Mailjet should not "preblock" email address in our own domain
If you send email to an internal account which hasn't been set up yet, Mailjet decides that it is an attempt to send spam and "preblocks" the address for 90 days. This doesn't make sense for internal accounts.
For example, suppose I have a new employee named Susan and I add susan@mydomain.com to a mailing list, or I send her mail through a system that uses the Mailjet API (which is the case that happened to me). But, oops, the person setting up the email account hadn't set it up yet! Mailjet now "preblocks" her address for three months and, worse, it does so almost invisibly — there's no indication this has happened unless you happen to go to the Mailjet page that shows what's been delivered. So Susan doesn't get some of her email and nobody knows why.
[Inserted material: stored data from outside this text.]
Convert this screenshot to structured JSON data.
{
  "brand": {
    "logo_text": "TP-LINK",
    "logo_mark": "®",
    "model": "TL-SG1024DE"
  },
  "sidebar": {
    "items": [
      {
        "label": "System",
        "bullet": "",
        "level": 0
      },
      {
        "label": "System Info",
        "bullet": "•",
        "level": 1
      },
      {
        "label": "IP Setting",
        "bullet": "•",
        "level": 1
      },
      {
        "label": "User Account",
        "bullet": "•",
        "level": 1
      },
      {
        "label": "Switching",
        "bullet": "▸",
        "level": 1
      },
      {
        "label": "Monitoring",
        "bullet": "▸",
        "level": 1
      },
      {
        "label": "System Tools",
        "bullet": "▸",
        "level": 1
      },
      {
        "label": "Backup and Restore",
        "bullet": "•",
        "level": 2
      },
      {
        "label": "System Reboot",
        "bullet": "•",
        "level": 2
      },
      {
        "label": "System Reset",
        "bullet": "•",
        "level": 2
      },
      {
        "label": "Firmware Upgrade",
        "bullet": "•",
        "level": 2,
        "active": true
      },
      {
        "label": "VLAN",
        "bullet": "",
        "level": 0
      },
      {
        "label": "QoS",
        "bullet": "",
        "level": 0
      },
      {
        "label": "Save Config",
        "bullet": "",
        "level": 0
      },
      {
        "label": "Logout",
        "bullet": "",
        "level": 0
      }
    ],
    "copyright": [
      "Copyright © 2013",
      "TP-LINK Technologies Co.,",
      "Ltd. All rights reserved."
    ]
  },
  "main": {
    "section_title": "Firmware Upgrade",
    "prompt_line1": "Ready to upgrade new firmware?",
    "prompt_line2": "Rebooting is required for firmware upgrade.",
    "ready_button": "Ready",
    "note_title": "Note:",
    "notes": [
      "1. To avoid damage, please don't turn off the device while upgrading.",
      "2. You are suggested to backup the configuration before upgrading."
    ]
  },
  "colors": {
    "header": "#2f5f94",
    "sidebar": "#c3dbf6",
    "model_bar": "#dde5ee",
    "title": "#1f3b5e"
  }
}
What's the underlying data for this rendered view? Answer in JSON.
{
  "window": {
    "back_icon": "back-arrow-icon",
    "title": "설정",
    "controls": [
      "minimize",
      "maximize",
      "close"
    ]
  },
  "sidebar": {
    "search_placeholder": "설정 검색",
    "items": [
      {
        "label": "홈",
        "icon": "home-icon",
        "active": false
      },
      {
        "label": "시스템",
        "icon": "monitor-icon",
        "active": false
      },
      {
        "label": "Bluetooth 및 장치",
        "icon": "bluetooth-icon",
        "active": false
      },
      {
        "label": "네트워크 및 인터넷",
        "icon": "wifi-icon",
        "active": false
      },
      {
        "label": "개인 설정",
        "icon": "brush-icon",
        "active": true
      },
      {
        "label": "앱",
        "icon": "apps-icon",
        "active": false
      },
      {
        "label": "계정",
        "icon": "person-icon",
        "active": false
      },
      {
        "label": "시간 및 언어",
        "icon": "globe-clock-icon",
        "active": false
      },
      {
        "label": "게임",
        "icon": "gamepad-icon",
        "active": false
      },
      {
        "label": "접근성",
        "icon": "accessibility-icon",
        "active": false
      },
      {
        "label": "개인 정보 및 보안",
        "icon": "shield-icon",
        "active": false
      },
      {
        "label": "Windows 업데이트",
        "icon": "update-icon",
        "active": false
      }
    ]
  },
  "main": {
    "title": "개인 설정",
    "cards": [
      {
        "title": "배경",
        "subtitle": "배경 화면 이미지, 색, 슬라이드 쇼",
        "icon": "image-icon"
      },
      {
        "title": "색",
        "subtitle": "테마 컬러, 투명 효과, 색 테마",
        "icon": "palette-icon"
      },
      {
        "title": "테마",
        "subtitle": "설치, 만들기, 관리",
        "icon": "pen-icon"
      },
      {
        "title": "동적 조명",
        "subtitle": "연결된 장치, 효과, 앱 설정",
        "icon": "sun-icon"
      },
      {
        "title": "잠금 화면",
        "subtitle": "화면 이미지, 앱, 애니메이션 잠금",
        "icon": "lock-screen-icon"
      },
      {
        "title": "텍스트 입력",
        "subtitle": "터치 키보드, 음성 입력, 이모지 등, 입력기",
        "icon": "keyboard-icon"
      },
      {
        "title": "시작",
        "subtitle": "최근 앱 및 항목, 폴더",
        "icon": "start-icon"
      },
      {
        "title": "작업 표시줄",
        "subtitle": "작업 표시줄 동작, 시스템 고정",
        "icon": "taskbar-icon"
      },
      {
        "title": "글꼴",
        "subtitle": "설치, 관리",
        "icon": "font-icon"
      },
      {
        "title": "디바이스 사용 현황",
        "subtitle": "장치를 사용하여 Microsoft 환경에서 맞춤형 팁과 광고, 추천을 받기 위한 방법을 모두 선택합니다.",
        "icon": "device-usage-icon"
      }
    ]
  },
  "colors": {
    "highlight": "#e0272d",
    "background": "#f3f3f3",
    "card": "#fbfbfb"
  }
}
To fix it, we have to either change Susan's email address (not practical, business cards have been printed, it's already been given out to many people, and there are even worse cases than that) or we have to submit a request for somebody at Mailjet to fix it manually.
But the whole problem is avoidable.
Mailjet knows that we own mydomain.com — we've set up a mailjet_domainkeys record and multiple SPF records for mailjet in our DNS server. Given this, Mailjet should not "preblock" email that we are sending to our own domain. That just doesn't make sense. And, even better, it should forward the "bounce" message back to the sender address rather than having the message just vanish.